ABSTRACT

The introduction explains the political, theoretical and epistemological context of the investigation. The publication focuses on the new role of religion and gender in the public sphere. It analyses the interdependence of religion, gender and new nationalisms in Europe, South Africa and the U.S.A. It scrutinises biopolitical interferences of nation states and dominant political and religious institutions. The study is especially interested in counter-discourses, spaces of activism and agency as, for instance, in Eastern European dissidence, for example in the Peaceful Revolution of 1989 in Germany, and in the Occupy Wall Street movement. The work thematises religion, gender, visual culture and performativity after the post-secular turn in Europe and Mali. It investigates the construction of gender, religion and sexuality within international instruments like the Human Rights Codex and the Truth and Reconciliation Commission. The examples of discourse analysis enable a critique of religion and gender beyond the historical context.

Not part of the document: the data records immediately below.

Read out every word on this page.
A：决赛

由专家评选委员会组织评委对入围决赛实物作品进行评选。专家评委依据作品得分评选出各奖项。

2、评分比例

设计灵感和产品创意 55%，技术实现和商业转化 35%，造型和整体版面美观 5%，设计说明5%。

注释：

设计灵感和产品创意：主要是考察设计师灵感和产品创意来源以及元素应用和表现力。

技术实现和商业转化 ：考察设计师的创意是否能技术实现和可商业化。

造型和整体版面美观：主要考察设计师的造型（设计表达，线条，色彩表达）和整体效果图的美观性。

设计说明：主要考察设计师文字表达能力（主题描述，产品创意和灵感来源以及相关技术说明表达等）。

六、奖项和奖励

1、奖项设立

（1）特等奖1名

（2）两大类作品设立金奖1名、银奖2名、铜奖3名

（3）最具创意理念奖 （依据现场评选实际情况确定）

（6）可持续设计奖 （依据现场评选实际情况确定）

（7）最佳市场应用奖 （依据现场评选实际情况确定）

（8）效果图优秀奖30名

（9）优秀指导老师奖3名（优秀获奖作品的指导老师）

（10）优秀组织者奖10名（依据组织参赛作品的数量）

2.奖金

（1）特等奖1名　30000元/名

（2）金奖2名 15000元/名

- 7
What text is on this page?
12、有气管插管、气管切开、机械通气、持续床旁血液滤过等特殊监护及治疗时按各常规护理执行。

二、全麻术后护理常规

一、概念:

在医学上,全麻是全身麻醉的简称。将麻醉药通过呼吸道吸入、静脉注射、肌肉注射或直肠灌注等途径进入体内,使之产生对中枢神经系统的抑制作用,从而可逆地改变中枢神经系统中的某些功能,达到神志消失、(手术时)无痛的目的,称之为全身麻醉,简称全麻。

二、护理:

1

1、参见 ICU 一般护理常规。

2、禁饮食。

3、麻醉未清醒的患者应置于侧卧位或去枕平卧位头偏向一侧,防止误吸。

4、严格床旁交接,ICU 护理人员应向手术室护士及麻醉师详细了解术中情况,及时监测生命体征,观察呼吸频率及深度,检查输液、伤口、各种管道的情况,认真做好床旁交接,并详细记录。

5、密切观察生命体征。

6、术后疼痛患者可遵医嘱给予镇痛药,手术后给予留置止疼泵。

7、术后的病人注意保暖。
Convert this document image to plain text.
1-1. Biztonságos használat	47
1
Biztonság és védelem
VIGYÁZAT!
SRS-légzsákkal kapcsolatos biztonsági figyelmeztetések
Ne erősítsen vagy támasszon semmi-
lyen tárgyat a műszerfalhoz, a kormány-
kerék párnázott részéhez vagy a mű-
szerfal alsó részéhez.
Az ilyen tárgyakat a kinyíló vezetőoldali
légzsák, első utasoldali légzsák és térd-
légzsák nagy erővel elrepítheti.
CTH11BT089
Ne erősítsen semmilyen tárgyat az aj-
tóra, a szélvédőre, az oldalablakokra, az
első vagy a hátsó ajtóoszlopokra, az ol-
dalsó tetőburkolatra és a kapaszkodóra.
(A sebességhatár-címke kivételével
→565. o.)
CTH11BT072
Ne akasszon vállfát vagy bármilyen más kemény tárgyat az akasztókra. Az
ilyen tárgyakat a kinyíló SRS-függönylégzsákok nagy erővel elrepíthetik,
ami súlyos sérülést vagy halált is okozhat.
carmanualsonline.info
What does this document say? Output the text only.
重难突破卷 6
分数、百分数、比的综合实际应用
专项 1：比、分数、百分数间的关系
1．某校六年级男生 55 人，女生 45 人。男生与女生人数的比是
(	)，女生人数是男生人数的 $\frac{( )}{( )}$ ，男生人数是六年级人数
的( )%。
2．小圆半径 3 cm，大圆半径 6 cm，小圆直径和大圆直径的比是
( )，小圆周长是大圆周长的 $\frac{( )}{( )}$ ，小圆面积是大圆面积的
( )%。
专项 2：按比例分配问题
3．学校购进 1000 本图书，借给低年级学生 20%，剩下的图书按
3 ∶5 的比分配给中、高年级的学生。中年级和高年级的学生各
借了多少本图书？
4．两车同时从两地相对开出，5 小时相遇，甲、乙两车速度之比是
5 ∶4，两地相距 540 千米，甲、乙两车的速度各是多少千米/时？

The book attempts to elaborate an epistemological framework for the theoretisation of religion and gender. Identity politics in gender and religion are carefully questioned as contemporary varieties of essentialism and reworked with the notion of individual and collective agency. A main aim is to understand gender and religion as intersectional categories, that is, as discursive performative categories of knowledge production, and to advocate them as deessentialised and disidentified concepts. The focus is particularly on the performative emergence of new knowledge and the radical social imaginary.